Kays represents victims of child abuse, and isn’t surprised of the findings in a report released by the Washington state Office of the Family and Children’s Ombudsman. One of the key findings is that Child Protective Services takes too long to complete investigations.The report shows that in 2011-2012, 26% of all cases weren’t closed within 90 days, as required by state law, and another 10% are open for a year or longer.
“If any one of us decided they could pass (on) a 90-day deadline required by their boss, they’d get fired,” said Kays. “No one is being held accountable and the people who suffer in the process are those little kids, and that’s a disgrace.”
The report also found a number of abuse investigations that are completed on time were not thorough enough despite clear warning signs.
In one case, a state worker who transported an 8-month-old to and from parental visits saw bruising on the baby’s ears and reported it to the social worker and supervisor handling the case. Neither one made a report to CPS.
Other kids were allowed to stay in homes where there was no food, allegations of sexual abuse, drug use and ongoing reports of physical abuse.
“These victims want to know how DSHS could have blown investigations so badly. These are botched investigations that have answers, and you can find the answers if you look at the records of the caseworkers. Why did they ignore warnings? Why did they not perform competent child abuse investigations?” asked attorney David Moody.

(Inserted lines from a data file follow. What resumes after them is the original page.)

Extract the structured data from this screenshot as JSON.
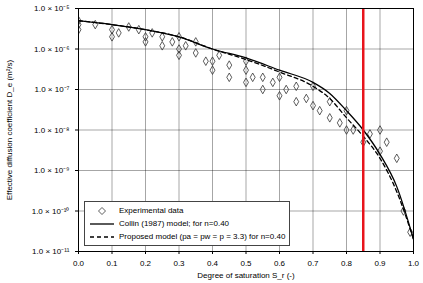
{
  "chart_data": {
    "type": "scatter",
    "xlabel": "Degree of saturation S_r (-)",
    "ylabel": "Effective diffusion coefficient D_e (m²/s)",
    "log": "y",
    "grid": true,
    "legend": "lower left",
    "xlim": [
      0,
      1
    ],
    "xticks": [
      {
        "value": 0,
        "label": "0.0"
      },
      {
        "value": 0.1,
        "label": "0.1"
      },
      {
        "value": 0.2,
        "label": "0.2"
      },
      {
        "value": 0.3,
        "label": "0.3"
      },
      {
        "value": 0.4,
        "label": "0.4"
      },
      {
        "value": 0.5,
        "label": "0.5"
      },
      {
        "value": 0.6,
        "label": "0.6"
      },
      {
        "value": 0.7,
        "label": "0.7"
      },
      {
        "value": 0.8,
        "label": "0.8"
      },
      {
        "value": 0.9,
        "label": "0.9"
      },
      {
        "value": 1,
        "label": "1.0"
      }
    ],
    "ylim": [
      1e-11,
      1e-05
    ],
    "yticks": [
      {
        "value": 1e-11,
        "label": "1.0 × 10⁻¹¹"
      },
      {
        "value": 1e-10,
        "label": "1.0 × 10⁻¹⁰"
      },
      {
        "value": 1e-09,
        "label": "1.0 × 10⁻⁹"
      },
      {
        "value": 1e-08,
        "label": "1.0 × 10⁻⁸"
      },
      {
        "value": 1e-07,
        "label": "1.0 × 10⁻⁷"
      },
      {
        "value": 1e-06,
        "label": "1.0 × 10⁻⁶"
      },
      {
        "value": 1e-05,
        "label": "1.0 × 10⁻⁵"
      }
    ],
    "reference_line": {
      "x": 0.85,
      "color": "#e8141c"
    },
    "series": [
      {
        "name": "Experimental data",
        "type": "scatter",
        "color": "#333333",
        "marker": "diamond",
        "x": [
          0.0,
          0.0,
          0.0,
          0.05,
          0.1,
          0.1,
          0.12,
          0.15,
          0.18,
          0.2,
          0.2,
          0.22,
          0.25,
          0.25,
          0.28,
          0.3,
          0.3,
          0.3,
          0.32,
          0.35,
          0.35,
          0.38,
          0.4,
          0.4,
          0.42,
          0.45,
          0.45,
          0.5,
          0.5,
          0.5,
          0.52,
          0.55,
          0.55,
          0.58,
          0.6,
          0.6,
          0.62,
          0.65,
          0.65,
          0.68,
          0.7,
          0.7,
          0.72,
          0.75,
          0.75,
          0.78,
          0.8,
          0.8,
          0.82,
          0.85,
          0.87,
          0.9,
          0.9,
          0.92,
          0.95,
          0.97,
          0.99
        ],
        "values": [
          5e-06,
          4e-06,
          3e-06,
          4e-06,
          3e-06,
          2e-06,
          2.5e-06,
          3.5e-06,
          3e-06,
          2e-06,
          1.5e-06,
          2.5e-06,
          2e-06,
          1.2e-06,
          1.5e-06,
          1e-06,
          2e-06,
          7e-07,
          1.2e-06,
          8e-07,
          1.5e-06,
          5e-07,
          5e-07,
          3e-07,
          7e-07,
          4e-07,
          2e-07,
          3e-07,
          1.5e-07,
          5e-07,
          2e-07,
          2e-07,
          1e-07,
          1.5e-07,
          7e-08,
          2e-07,
          1e-07,
          5e-08,
          1.2e-07,
          6e-08,
          4e-08,
          1.2e-07,
          3e-08,
          5e-08,
          2e-08,
          1.5e-08,
          1e-08,
          3e-08,
          1e-08,
          5e-09,
          8e-09,
          1e-08,
          3e-09,
          5e-09,
          2e-09,
          1e-10,
          3e-11
        ]
      },
      {
        "name": "Collin (1987) model; for n=0.40",
        "type": "line",
        "color": "#000000",
        "line_style": "solid",
        "x": [
          0,
          0.1,
          0.2,
          0.3,
          0.4,
          0.5,
          0.6,
          0.7,
          0.75,
          0.8,
          0.85,
          0.9,
          0.95,
          1.0
        ],
        "values": [
          5e-06,
          4e-06,
          3e-06,
          2e-06,
          1e-06,
          6e-07,
          3e-07,
          1.5e-07,
          8e-08,
          3e-08,
          1e-08,
          2.5e-09,
          4e-10,
          2e-11
        ]
      },
      {
        "name": "Proposed model (pa = pw = p = 3.3) for n=0.40",
        "type": "line",
        "color": "#000000",
        "line_style": "dashed",
        "x": [
          0,
          0.1,
          0.2,
          0.3,
          0.4,
          0.5,
          0.6,
          0.7,
          0.75,
          0.8,
          0.85,
          0.9,
          0.95,
          1.0
        ],
        "values": [
          5e-06,
          4e-06,
          3e-06,
          2e-06,
          1e-06,
          5.5e-07,
          2.7e-07,
          1.2e-07,
          6e-08,
          2e-08,
          7e-09,
          2e-09,
          3e-10,
          2e-11
        ]
      }
    ]
  }
}
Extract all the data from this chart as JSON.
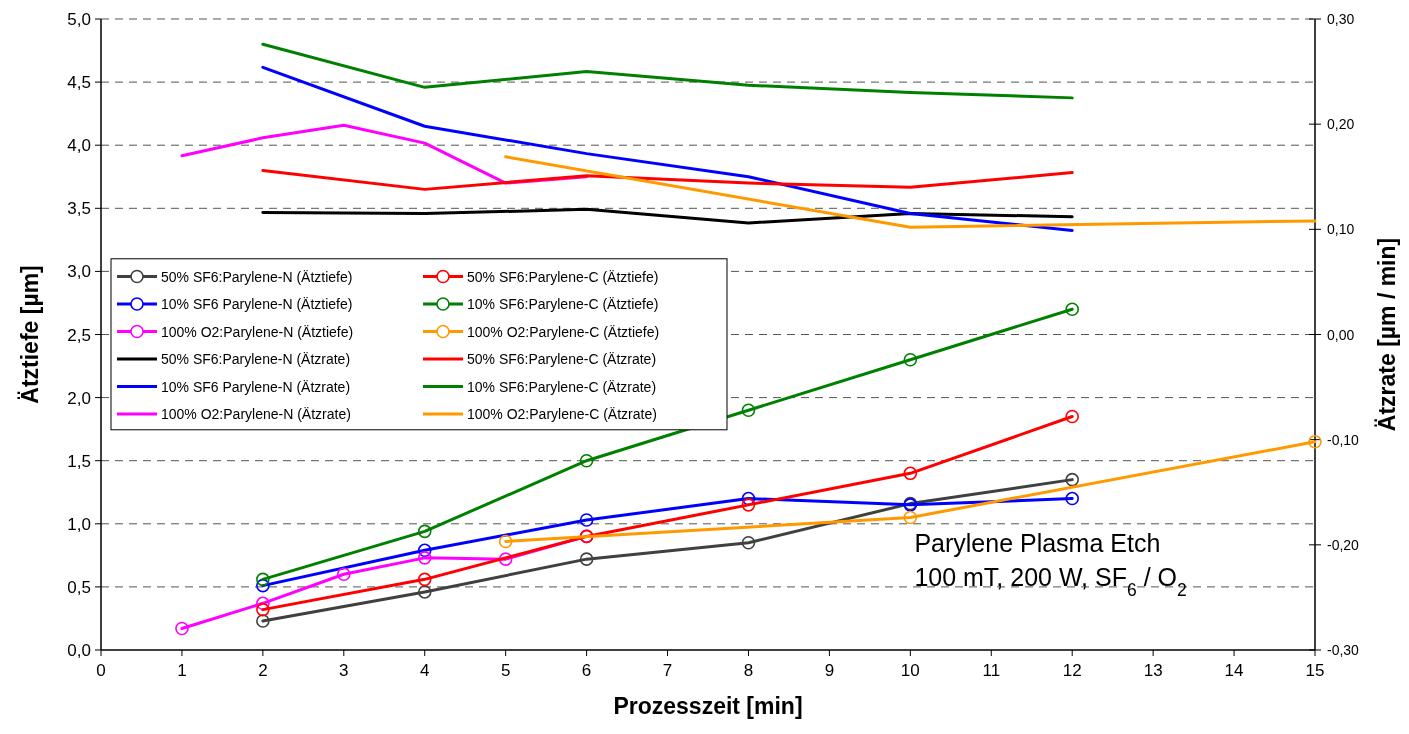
{
  "chart_data": {
    "type": "line",
    "xlabel": "Prozesszeit [min]",
    "ylabel": "Ätztiefe [µm]",
    "y2label": "Ätzrate [µm / min]",
    "xlim": [
      0,
      15
    ],
    "xticks": [
      0,
      1,
      2,
      3,
      4,
      5,
      6,
      7,
      8,
      9,
      10,
      11,
      12,
      13,
      14,
      15
    ],
    "ylim": [
      0,
      5
    ],
    "yticks": [
      {
        "value": 0,
        "label": "0,0"
      },
      {
        "value": 0.5,
        "label": "0,5"
      },
      {
        "value": 1,
        "label": "1,0"
      },
      {
        "value": 1.5,
        "label": "1,5"
      },
      {
        "value": 2,
        "label": "2,0"
      },
      {
        "value": 2.5,
        "label": "2,5"
      },
      {
        "value": 3,
        "label": "3,0"
      },
      {
        "value": 3.5,
        "label": "3,5"
      },
      {
        "value": 4,
        "label": "4,0"
      },
      {
        "value": 4.5,
        "label": "4,5"
      },
      {
        "value": 5,
        "label": "5,0"
      }
    ],
    "y2lim": [
      -0.3,
      0.3
    ],
    "y2ticks": [
      {
        "value": -0.3,
        "label": "-0,30"
      },
      {
        "value": -0.2,
        "label": "-0,20"
      },
      {
        "value": -0.1,
        "label": "-0,10"
      },
      {
        "value": 0,
        "label": "0,00"
      },
      {
        "value": 0.1,
        "label": "0,10"
      },
      {
        "value": 0.2,
        "label": "0,20"
      },
      {
        "value": 0.3,
        "label": "0,30"
      }
    ],
    "grid": "y",
    "legend": "left",
    "annotations": [
      "Parylene Plasma Etch",
      "100 mT, 200 W, SF$_{6}$ / O$_{2}$"
    ],
    "series": [
      {
        "name": "50% SF6:Parylene-N (Ätztiefe)",
        "color": "#404040",
        "marker": "circle",
        "x": [
          2,
          4,
          6,
          8,
          10,
          12
        ],
        "values": [
          0.23,
          0.46,
          0.72,
          0.85,
          1.16,
          1.35
        ]
      },
      {
        "name": "10% SF6 Parylene-N (Ätztiefe)",
        "color": "#0000ff",
        "marker": "circle",
        "x": [
          2,
          4,
          6,
          8,
          10,
          12
        ],
        "values": [
          0.51,
          0.79,
          1.03,
          1.2,
          1.15,
          1.2
        ]
      },
      {
        "name": "100% O2:Parylene-N (Ätztiefe)",
        "color": "#ff00ff",
        "marker": "circle",
        "x": [
          1,
          2,
          3,
          4,
          5,
          6
        ],
        "values": [
          0.17,
          0.37,
          0.6,
          0.73,
          0.72,
          0.9
        ]
      },
      {
        "name": "50% SF6:Parylene-N (Ätzrate)",
        "color": "#000000",
        "marker": "none",
        "axis": "y2",
        "x": [
          2,
          4,
          6,
          8,
          10,
          12
        ],
        "values": [
          0.116,
          0.115,
          0.119,
          0.106,
          0.115,
          0.112
        ]
      },
      {
        "name": "10% SF6 Parylene-N (Ätzrate)",
        "color": "#0000ff",
        "marker": "none",
        "axis": "y2",
        "x": [
          2,
          4,
          6,
          8,
          10,
          12
        ],
        "values": [
          0.254,
          0.198,
          0.172,
          0.15,
          0.115,
          0.099
        ]
      },
      {
        "name": "100% O2:Parylene-N (Ätzrate)",
        "color": "#ff00ff",
        "marker": "none",
        "axis": "y2",
        "x": [
          1,
          2,
          3,
          4,
          5,
          6
        ],
        "values": [
          0.17,
          0.187,
          0.199,
          0.182,
          0.144,
          0.15
        ]
      },
      {
        "name": "50% SF6:Parylene-C (Ätztiefe)",
        "color": "#ff0000",
        "marker": "circle",
        "x": [
          2,
          4,
          6,
          8,
          10,
          12
        ],
        "values": [
          0.32,
          0.56,
          0.9,
          1.15,
          1.4,
          1.85
        ]
      },
      {
        "name": "10% SF6:Parylene-C (Ätztiefe)",
        "color": "#008000",
        "marker": "circle",
        "x": [
          2,
          4,
          6,
          8,
          10,
          12
        ],
        "values": [
          0.56,
          0.94,
          1.5,
          1.9,
          2.3,
          2.7
        ]
      },
      {
        "name": "100% O2:Parylene-C (Ätztiefe)",
        "color": "#ff9900",
        "marker": "circle",
        "x": [
          5,
          10,
          15
        ],
        "values": [
          0.86,
          1.05,
          1.65
        ]
      },
      {
        "name": "50% SF6:Parylene-C (Ätzrate)",
        "color": "#ff0000",
        "marker": "none",
        "axis": "y2",
        "x": [
          2,
          4,
          6,
          8,
          10,
          12
        ],
        "values": [
          0.156,
          0.138,
          0.151,
          0.144,
          0.14,
          0.154
        ]
      },
      {
        "name": "10% SF6:Parylene-C (Ätzrate)",
        "color": "#008000",
        "marker": "none",
        "axis": "y2",
        "x": [
          2,
          4,
          6,
          8,
          10,
          12
        ],
        "values": [
          0.276,
          0.235,
          0.25,
          0.237,
          0.23,
          0.225
        ]
      },
      {
        "name": "100% O2:Parylene-C (Ätzrate)",
        "color": "#ff9900",
        "marker": "none",
        "axis": "y2",
        "x": [
          5,
          10,
          15
        ],
        "values": [
          0.169,
          0.102,
          0.108
        ]
      }
    ]
  }
}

Attorneys who represent victims say the fight needs to move from the courtroom to the state capitol.
“Perhaps the new governor will open his eyes and take a fresh look at this and bring about some real change that’s desperately needed to help those vulnerable kids,” said Kays.
State Ombudsman Mary Meinig made several recommendations for improvements, including making monthly child welfare visits to homes where cases are open longer than 45 days. She also requested that caseworkers give quarterly reports on the status of investigations.
The assistant secretary of Children’s Administration in DSHS sent this statement:
“The Children’s Administration works closely with the Ombudsman’s Office to be sure complaints are resolved in a timely manner and to improve outcomes for the families we serve. We share a mutual objective: the safety of children. We respect the objectivity and the work of the ombudsman and we are working with her office to address the recommendations included in the 2012 report.”
Gov. Jay Inslee and members of the state House of Representatives’ Early Learning & Human Services Committee were sent copies of the report. The state ombudsman plans to testify before the House committee in the coming weeks.